1. We did not begin in the sixteenth century. Our churches are not the creation of human reformers. The Reformers didn’t believe this and we shouldn’t believe it either.

2. Our churches are the work of Christ, thus they are an expression of his one body in the world.

3. The goal of the Protestant Reformers was to purify the one church by the Word of God. They desired to give back things that had been lost and to remove things that went contrary to the witness of Scripture and the faith of the earliest Christians.

4. The patristic heritage of the church was not rejected by the earliest Reformers. They argued, faithfully and cogently, that the church fathers were, in the big picture, sympathetic to their reform movement. This means the Reformers were not "reinventing" the church as they went along. For that matter they were not tearing down every liturgical, doctrinal, or moral development that had occured over the previous sixteen centuries.

The word "Reformed" is not the same as "restored." The name "Reformed," as Howard G. Hageman has written correctly, "implies continuity." He adds, "A tree which is reformed is not cut down; it is pruned.
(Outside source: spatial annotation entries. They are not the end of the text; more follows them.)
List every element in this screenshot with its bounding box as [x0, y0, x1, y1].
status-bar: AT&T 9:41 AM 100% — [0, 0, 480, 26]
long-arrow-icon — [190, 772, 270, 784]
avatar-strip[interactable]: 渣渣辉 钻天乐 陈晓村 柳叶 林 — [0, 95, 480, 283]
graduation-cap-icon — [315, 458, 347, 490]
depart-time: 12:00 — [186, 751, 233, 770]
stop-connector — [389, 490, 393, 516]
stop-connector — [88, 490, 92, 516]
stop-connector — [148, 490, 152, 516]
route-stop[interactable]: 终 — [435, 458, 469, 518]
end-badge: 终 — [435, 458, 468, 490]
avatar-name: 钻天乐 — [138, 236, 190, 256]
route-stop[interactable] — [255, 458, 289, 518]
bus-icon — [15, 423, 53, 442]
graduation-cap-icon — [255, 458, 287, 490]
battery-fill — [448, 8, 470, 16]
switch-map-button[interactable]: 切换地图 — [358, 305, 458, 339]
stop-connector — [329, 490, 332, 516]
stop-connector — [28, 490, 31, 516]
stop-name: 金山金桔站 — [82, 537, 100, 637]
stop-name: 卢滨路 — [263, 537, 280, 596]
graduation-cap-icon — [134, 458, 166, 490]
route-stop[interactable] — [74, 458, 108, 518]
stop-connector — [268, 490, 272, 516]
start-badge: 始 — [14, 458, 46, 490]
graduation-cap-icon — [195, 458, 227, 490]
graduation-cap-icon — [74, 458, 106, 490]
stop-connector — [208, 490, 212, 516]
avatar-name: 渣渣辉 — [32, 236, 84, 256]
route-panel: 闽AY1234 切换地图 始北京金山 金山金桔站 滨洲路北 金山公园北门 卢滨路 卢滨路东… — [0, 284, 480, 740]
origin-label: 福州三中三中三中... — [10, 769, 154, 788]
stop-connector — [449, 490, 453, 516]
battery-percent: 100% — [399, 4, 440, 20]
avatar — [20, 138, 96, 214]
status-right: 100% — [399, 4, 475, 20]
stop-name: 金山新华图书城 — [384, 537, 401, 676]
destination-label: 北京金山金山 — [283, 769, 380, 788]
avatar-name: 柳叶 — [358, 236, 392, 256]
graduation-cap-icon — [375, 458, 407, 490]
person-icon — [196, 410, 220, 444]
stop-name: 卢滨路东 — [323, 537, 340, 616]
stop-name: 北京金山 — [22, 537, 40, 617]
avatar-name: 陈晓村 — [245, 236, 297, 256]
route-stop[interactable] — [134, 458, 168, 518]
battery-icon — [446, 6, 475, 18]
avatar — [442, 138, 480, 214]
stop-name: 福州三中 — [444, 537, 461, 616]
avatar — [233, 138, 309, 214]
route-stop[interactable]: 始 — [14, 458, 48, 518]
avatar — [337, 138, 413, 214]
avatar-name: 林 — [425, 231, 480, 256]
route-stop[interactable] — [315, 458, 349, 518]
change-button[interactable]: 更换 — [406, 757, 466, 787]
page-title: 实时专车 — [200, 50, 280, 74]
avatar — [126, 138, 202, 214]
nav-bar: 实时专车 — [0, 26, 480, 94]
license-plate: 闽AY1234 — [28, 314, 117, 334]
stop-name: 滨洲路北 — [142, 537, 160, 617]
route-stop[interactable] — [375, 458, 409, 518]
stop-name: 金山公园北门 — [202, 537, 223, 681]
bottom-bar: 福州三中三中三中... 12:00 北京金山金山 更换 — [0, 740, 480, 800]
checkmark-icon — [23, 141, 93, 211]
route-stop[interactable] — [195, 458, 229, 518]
Just so with our church; one with the historic church of Jesus Christ, it has been purified and restored by that keenest of all instruments, the living Word of God" (Our Reformed Church, Reformed Church Press, 1995, 1).

I am a Reformed Christian in my ecclessial relationship to church history. But I am a Christian first. This understanding includes the great tradition, the continuity of the creeds, and the faith of Catholics in the West, and Orthdoox in the East. We who are children of the Reformation did not arrive de nouveau. We are part of a historic family, albeit a part that longs to see even further reforming of the older church bodies, as well as the ongoing reforming of our own church bodies. What are not "cut off" from the historic tree of the church. Such an argument is one made by many modern separatists but not one made by the earliest evangelical Reformers. Most conservative Reformed and evangelical churches in America do not understand this important point of self-identity and the results are catastrophic for faith and practice.